A different sensation, not tears, a wave of hatred, came over Andreas. “I can kill him,” he said.
“That’s not what I meant by helping me.”
“Somebody’s life has to be ruined,” he said, pursuing the logic of his hatred. “Why not his and mine? I’m already in a kind of prison. The food can’t be any worse in a real prison. I can read books at state expense. You can go to school and help your mother with her problem.”
She made a derisive sound. “That’s a good plan. Trying to kill a bodybuilder.”
“Obviously I wouldn’t warn him in advance.”

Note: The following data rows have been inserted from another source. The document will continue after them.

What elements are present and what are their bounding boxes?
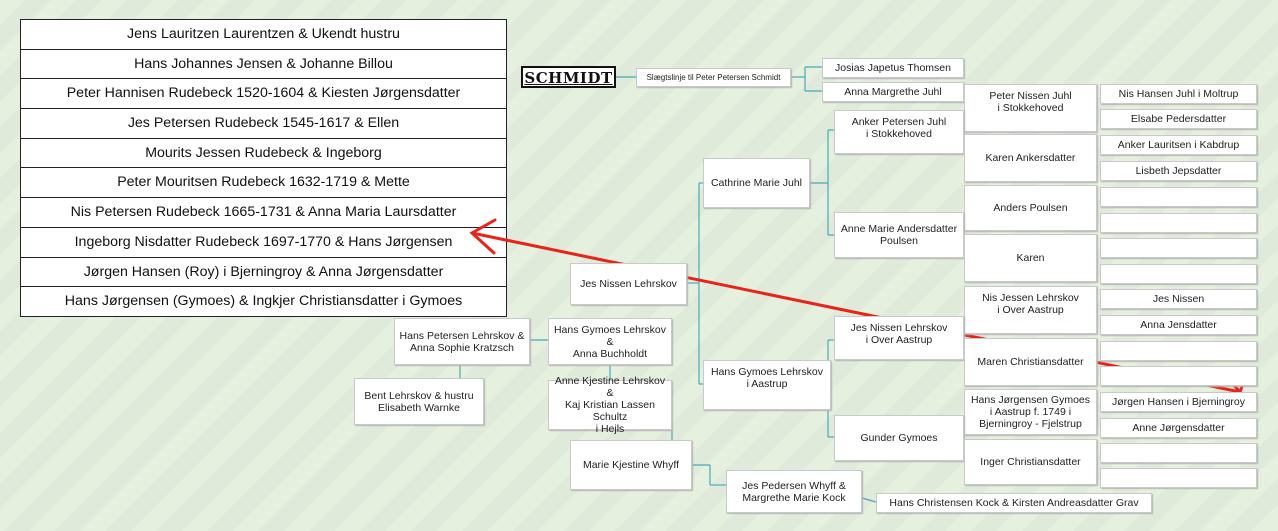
person-nis-jessen-lehrskov: Nis Jessen Lehrskov i Over Aastrup bbox=[964, 286, 1097, 334]
empty-box bbox=[1100, 187, 1257, 207]
empty-box bbox=[1100, 341, 1257, 361]
person-josias-japetus-thomsen: Josias Japetus Thomsen bbox=[822, 58, 964, 78]
empty-box bbox=[1100, 213, 1257, 233]
person-hans-jorgensen-gymoes: Hans Jørgensen Gymoes i Aastrup f. 1749 i… bbox=[964, 389, 1097, 435]
person-hans-petersen-lehrskov: Hans Petersen Lehrskov & Anna Sophie Krat… bbox=[394, 318, 530, 365]
person-jes-nissen: Jes Nissen bbox=[1100, 289, 1257, 309]
person-bent-lehrskov: Bent Lehrskov & hustru Elisabeth Warnke bbox=[354, 378, 484, 425]
person-anker-lauritsen: Anker Lauritsen i Kabdrup bbox=[1100, 135, 1257, 155]
slaegtslinje-label: Slægtslinje til Peter Petersen Schmidt bbox=[636, 68, 791, 87]
person-karen: Karen bbox=[964, 234, 1097, 282]
empty-box bbox=[1100, 443, 1257, 463]
person-marie-kjestine-whyff: Marie Kjestine Whyff bbox=[570, 440, 692, 490]
person-jes-pedersen-whyff: Jes Pedersen Whyff & Margrethe Marie Kock bbox=[726, 470, 862, 513]
person-hans-christensen-kock: Hans Christensen Kock & Kirsten Andreasd… bbox=[876, 493, 1152, 513]
person-peter-nissen-juhl: Peter Nissen Juhl i Stokkehoved bbox=[964, 84, 1097, 132]
person-anne-marie-andersdatter: Anne Marie Andersdatter Poulsen bbox=[834, 212, 964, 258]
empty-box bbox=[1100, 264, 1257, 284]
person-inger-christiansdatter: Inger Christiansdatter bbox=[964, 439, 1097, 485]
person-nis-hansen-juhl: Nis Hansen Juhl i Moltrup bbox=[1100, 84, 1257, 104]
person-jes-nissen-lehrskov: Jes Nissen Lehrskov bbox=[570, 263, 687, 305]
person-gunder-gymoes: Gunder Gymoes bbox=[834, 415, 964, 461]
empty-box bbox=[1100, 238, 1257, 258]
empty-box bbox=[1100, 366, 1257, 386]
person-hans-gymoes-lehrskov-buchholdt: Hans Gymoes Lehrskov & Anna Buchholdt bbox=[548, 318, 672, 365]
person-elsabe-pedersdatter: Elsabe Pedersdatter bbox=[1100, 109, 1257, 129]
person-anders-poulsen: Anders Poulsen bbox=[964, 185, 1097, 231]
person-anna-jensdatter: Anna Jensdatter bbox=[1100, 315, 1257, 335]
person-anna-margrethe-juhl: Anna Margrethe Juhl bbox=[822, 82, 964, 102]
person-anne-jorgensdatter: Anne Jørgensdatter bbox=[1100, 418, 1257, 438]
person-anker-petersen-juhl: Anker Petersen Juhl i Stokkehoved bbox=[834, 110, 964, 154]
person-cathrine-marie-juhl: Cathrine Marie Juhl bbox=[703, 158, 810, 208]
person-hans-gymoes-lehrskov-aastrup: Hans Gymoes Lehrskov i Aastrup bbox=[703, 360, 831, 410]
person-lisbeth-jepsdatter: Lisbeth Jepsdatter bbox=[1100, 161, 1257, 181]
person-maren-christiansdatter: Maren Christiansdatter bbox=[964, 338, 1097, 386]
schmidt-logo: SCHMIDT bbox=[521, 66, 616, 88]
person-karen-ankersdatter: Karen Ankersdatter bbox=[964, 134, 1097, 182]
person-jes-nissen-lehrskov-over-aastrup: Jes Nissen Lehrskov i Over Aastrup bbox=[834, 316, 964, 360]
empty-box bbox=[1100, 468, 1257, 488]
person-anne-kjestine-lehrskov: Anne Kjestine Lehrskov & Kaj Kristian Las… bbox=[548, 375, 672, 435]
person-jorgen-hansen-bjerningroy: Jørgen Hansen i Bjerningroy bbox=[1100, 392, 1257, 412]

She looked at him as if he couldn’t possibly be serious. All his life, until now, she would have been right. Levity was his métier. But it was harder to see the ridiculous side of the casual destruction of lives in the Republic when the life in question was Annagret’s. He was already falling in love with this girl, and there was nothing he could do with the feeling, no way to act on it, no way to make her believe that she should trust him. She must have seen some of this in his face, because her own expression changed.
“You can’t kill him,” she said quietly. “He’s just very sick. Everyone in my family is sick, everyone I touch is sick, including me. I just need help.”
“There is no help for you in this country.”
“That can’t be right.”
“It’s the truth.”
She stared for a while at the pews in front of them or at the cross behind the altar, forlorn and murkily lit. After a time, her breaths became quicker and sharper. “I wouldn’t cry if he died,” she said. “But I should be the one to do it, and I could never do it. Never, never. I’d sooner be his girlfriend.”